Donasi ke Vichara via Saweria

Dukung Vichara dengan berdonasi 💛

Mari kita berhenti berpura-pura. Gaza bukan sekadar pertempuran. Ini proyek penghancuran terencana. Dari laporan yang muncul, warga dipaksa meninggalkan rumah dengan selebaran yang dijatuhkan dari drone, sementara yang nekat bertahan berisiko jadi abu. Saya teringat bagaimana nenek moyang kita dulu diusir dari ladang-ladang mereka oleh kolonialis. Bedanya, kini penjajahan disiarkan langsung dengan kualitas HD, bisa ditonton dari ponsel sambil menyeruput kopi sachet. Dunia menatap, tapi menutup mata.

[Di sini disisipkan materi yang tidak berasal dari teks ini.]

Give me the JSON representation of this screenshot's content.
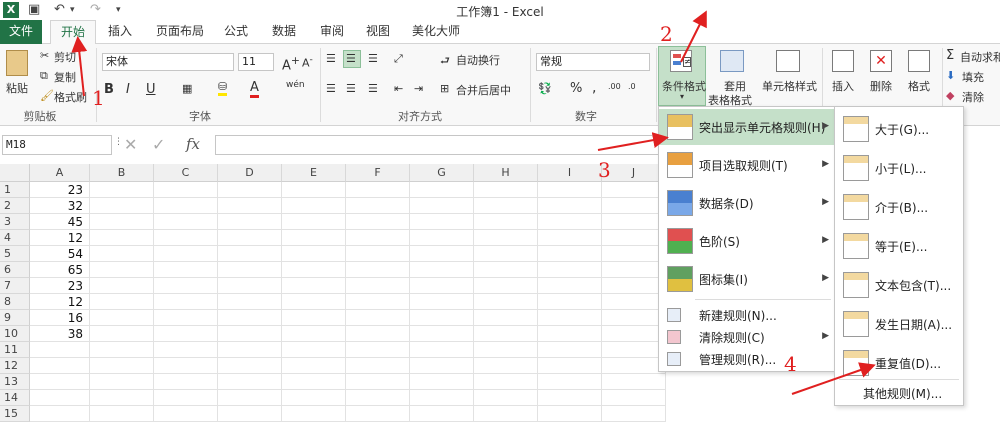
{
  "window": {
    "title": "工作簿1 - Excel",
    "app_logo": "X"
  },
  "tabs": [
    "文件",
    "开始",
    "插入",
    "页面布局",
    "公式",
    "数据",
    "审阅",
    "视图",
    "美化大师"
  ],
  "clipboard": {
    "paste": "粘贴",
    "cut": "剪切",
    "copy": "复制",
    "format_painter": "格式刷",
    "group": "剪贴板"
  },
  "font": {
    "name": "宋体",
    "size": "11",
    "bold": "B",
    "italic": "I",
    "underline": "U",
    "font_color": "A",
    "phonetic": "wén",
    "group": "字体"
  },
  "alignment": {
    "wrap": "自动换行",
    "merge": "合并后居中",
    "group": "对齐方式"
  },
  "number": {
    "format": "常规",
    "percent": "%",
    "comma": ",",
    "group": "数字"
  },
  "styles": {
    "conditional": "条件格式",
    "table_line1": "套用",
    "table_line2": "表格格式",
    "cell_styles": "单元格样式"
  },
  "cells": {
    "insert": "插入",
    "delete": "删除",
    "format": "格式"
  },
  "editing": {
    "autosum": "自动求和",
    "fill": "填充",
    "clear": "清除"
  },
  "formula_bar": {
    "name_box": "M18",
    "fx": "fx",
    "value": ""
  },
  "columns": [
    "A",
    "B",
    "C",
    "D",
    "E",
    "F",
    "G",
    "H",
    "I",
    "J"
  ],
  "rows": [
    "1",
    "2",
    "3",
    "4",
    "5",
    "6",
    "7",
    "8",
    "9",
    "10",
    "11",
    "12",
    "13",
    "14",
    "15"
  ],
  "column_a_values": [
    "23",
    "32",
    "45",
    "12",
    "54",
    "65",
    "23",
    "12",
    "16",
    "38"
  ],
  "menu_main": [
    {
      "label": "突出显示单元格规则(H)",
      "submenu": true
    },
    {
      "label": "项目选取规则(T)",
      "submenu": true
    },
    {
      "label": "数据条(D)",
      "submenu": true
    },
    {
      "label": "色阶(S)",
      "submenu": true
    },
    {
      "label": "图标集(I)",
      "submenu": true
    },
    {
      "label": "新建规则(N)...",
      "submenu": false
    },
    {
      "label": "清除规则(C)",
      "submenu": true
    },
    {
      "label": "管理规则(R)...",
      "submenu": false
    }
  ],
  "menu_sub": [
    "大于(G)...",
    "小于(L)...",
    "介于(B)...",
    "等于(E)...",
    "文本包含(T)...",
    "发生日期(A)...",
    "重复值(D)...",
    "其他规则(M)..."
  ],
  "annotations": [
    "1",
    "2",
    "3",
    "4"
  ],
  "accent": "#217346"
}
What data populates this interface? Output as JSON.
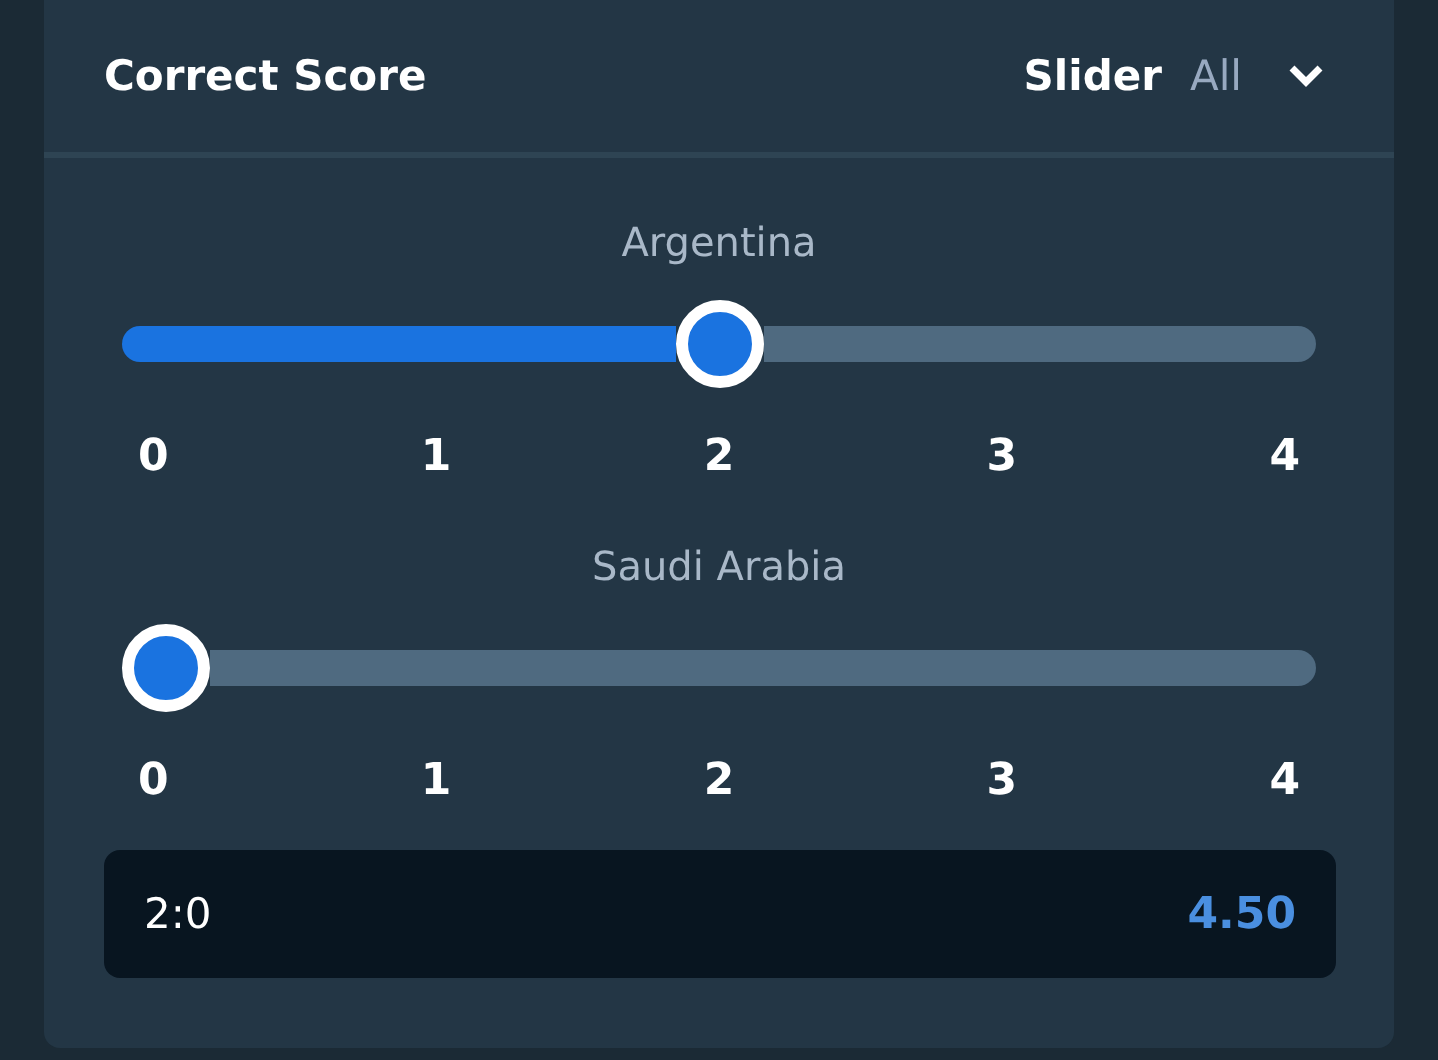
{
  "header": {
    "title": "Correct Score",
    "mode": "Slider",
    "filter": "All"
  },
  "sliders": [
    {
      "team": "Argentina",
      "level": 0.5,
      "ticks": [
        "0",
        "1",
        "2",
        "3",
        "4"
      ]
    },
    {
      "team": "Saudi Arabia",
      "level": 0,
      "ticks": [
        "0",
        "1",
        "2",
        "3",
        "4"
      ]
    }
  ],
  "result": {
    "score": "2:0",
    "odds": "4.50"
  }
}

Di Indonesia, sebagian orang mungkin merasa aman. “Itu kan jauh, tak akan sampai ke sini,” begitu pikirnya. Padahal, kita hidup di dunia yang saling terkait. Ketika Gaza diblokade, Laut Merah tegang, jalur perdagangan global tersendat, ongkos impor naik, lalu harga cabai di pasar Cibitung ikut melonjak. Penindasan di Palestina itu tak berhenti di perbatasan Rafah; ia merembes ke dapur kita, ke ongkos ojek online, bahkan ke tagihan listrik bulanan. Jadi, jangan buru-buru mengira ini “urusan orang lain.”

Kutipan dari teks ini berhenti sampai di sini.